Statistical field theory for dialectology
James Burridge
TL;DR
This work develops a mesoscopic statistical field theory for language evolution by coupling a stochastic state field describing variant frequencies with a latent bias field whose path probability is governed by an Onsager–Machlup prior. The model includes spatial interactions, social conformity, mutation, and a data-driven lifting construction that regularizes the bias field over space and time. Through inference on large-scale USA dialect data, the authors find evidence for surface-tension-like coarsening of dialect regions and quantify the bias field's half-life, enabling near-term predictions and insight into the drivers of change. The approach draws strong parallels with physical diffusion and interface dynamics, offering a principled framework to study language change and a path toward a physics-inspired theory of linguistics, while highlighting the need for richer state spaces and connectivity to enhance predictive power.
Abstract
Is it possible to develop a `physics of language' which can explain the spatial, temporal and social patterns we see, and which can predict future change like we forecast the weather? Such a theory is likely to involve ideas from statistical physics. A substantial literature already applies these ideas to language. However, we lack a model which can match the spatial-temporal detail of historical changes at the level of individual linguistic features, and which offers a principled mechanism to predict the future.
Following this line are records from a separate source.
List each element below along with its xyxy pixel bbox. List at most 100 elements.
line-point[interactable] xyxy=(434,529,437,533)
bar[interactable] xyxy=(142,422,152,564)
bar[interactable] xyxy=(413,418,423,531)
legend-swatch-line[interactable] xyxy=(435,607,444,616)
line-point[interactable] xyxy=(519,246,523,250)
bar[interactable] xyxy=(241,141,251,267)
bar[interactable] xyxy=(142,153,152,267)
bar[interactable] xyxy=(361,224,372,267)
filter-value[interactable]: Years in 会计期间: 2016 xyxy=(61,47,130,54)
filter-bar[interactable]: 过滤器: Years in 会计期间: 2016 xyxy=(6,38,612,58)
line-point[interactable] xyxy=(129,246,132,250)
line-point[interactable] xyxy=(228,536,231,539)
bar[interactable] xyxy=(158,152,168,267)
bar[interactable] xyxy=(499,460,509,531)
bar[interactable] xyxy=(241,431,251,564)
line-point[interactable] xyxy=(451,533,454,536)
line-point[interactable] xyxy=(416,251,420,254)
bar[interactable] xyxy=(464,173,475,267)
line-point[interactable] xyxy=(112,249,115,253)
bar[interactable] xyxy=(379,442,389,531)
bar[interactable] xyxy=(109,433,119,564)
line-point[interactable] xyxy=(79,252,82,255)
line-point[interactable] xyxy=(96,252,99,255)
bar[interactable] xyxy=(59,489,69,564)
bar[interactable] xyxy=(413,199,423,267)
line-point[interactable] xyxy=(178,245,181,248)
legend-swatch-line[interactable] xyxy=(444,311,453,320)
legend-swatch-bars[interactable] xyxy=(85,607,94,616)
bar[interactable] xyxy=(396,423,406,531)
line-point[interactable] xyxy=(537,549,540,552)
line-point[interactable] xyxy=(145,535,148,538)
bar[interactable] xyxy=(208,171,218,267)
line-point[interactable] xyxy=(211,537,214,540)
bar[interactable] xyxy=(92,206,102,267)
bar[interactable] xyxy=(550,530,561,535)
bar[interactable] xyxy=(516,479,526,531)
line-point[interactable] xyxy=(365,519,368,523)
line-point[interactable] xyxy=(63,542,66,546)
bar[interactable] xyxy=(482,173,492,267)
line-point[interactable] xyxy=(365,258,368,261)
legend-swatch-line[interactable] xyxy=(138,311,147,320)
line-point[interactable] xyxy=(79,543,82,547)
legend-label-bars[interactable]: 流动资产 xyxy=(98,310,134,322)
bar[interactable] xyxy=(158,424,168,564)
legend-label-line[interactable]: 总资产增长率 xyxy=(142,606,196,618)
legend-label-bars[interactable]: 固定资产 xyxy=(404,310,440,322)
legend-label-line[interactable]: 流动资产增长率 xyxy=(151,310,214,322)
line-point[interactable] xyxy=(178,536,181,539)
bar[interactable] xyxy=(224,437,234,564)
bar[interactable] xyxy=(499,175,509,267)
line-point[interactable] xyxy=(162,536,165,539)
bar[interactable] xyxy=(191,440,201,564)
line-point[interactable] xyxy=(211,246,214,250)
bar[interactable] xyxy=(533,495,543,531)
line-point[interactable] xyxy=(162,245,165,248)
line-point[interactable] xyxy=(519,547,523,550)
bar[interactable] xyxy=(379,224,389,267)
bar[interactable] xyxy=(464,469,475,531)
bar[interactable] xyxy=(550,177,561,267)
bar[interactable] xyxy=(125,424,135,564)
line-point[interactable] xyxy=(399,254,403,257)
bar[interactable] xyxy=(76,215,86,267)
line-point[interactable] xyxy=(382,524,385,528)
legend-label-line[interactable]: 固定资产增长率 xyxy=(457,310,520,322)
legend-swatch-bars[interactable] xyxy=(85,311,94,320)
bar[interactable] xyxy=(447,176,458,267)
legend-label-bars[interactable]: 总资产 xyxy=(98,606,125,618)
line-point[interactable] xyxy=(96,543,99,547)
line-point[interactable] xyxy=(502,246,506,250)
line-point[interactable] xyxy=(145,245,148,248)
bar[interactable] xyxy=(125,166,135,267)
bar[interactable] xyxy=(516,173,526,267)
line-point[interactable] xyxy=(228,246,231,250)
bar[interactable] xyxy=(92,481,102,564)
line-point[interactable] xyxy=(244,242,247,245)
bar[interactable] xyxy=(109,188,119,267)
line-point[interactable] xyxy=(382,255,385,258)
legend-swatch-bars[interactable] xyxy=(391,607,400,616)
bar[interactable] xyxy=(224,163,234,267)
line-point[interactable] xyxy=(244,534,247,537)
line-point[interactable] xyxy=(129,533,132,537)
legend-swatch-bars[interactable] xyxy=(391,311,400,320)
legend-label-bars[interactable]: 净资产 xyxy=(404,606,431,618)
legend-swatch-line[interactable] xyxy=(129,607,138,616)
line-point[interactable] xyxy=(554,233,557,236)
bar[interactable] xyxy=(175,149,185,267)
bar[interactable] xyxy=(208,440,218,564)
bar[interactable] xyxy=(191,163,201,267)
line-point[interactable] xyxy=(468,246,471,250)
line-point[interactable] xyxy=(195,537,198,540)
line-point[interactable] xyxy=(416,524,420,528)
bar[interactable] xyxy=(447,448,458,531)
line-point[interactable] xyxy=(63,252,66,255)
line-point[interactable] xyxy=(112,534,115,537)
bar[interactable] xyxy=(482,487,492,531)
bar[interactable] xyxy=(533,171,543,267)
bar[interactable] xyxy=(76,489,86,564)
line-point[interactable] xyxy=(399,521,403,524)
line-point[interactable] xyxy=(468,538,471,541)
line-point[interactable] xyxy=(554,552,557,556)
Here we present a statistical field theory for the evolution of linguistic variables which takes steps to fill this gap. Linguistic variant frequencies are represented as a stochastic state field with spatial interaction and social conformity, coupled to a latent bias field with Onsager Machlup action that reduces overfitting to data. We derive parameter inference procedures and demonstrate them using examples of large-scale dialect survey data from the twentieth century United States. The bias field has a characteristic half-life, which determines the horizon over which linguistic change can be predicted. Inferred model parameters provide evidence for surface-tension-driven coarsening of dialect regions, with population-density gradients exerting systematic forces on interfaces.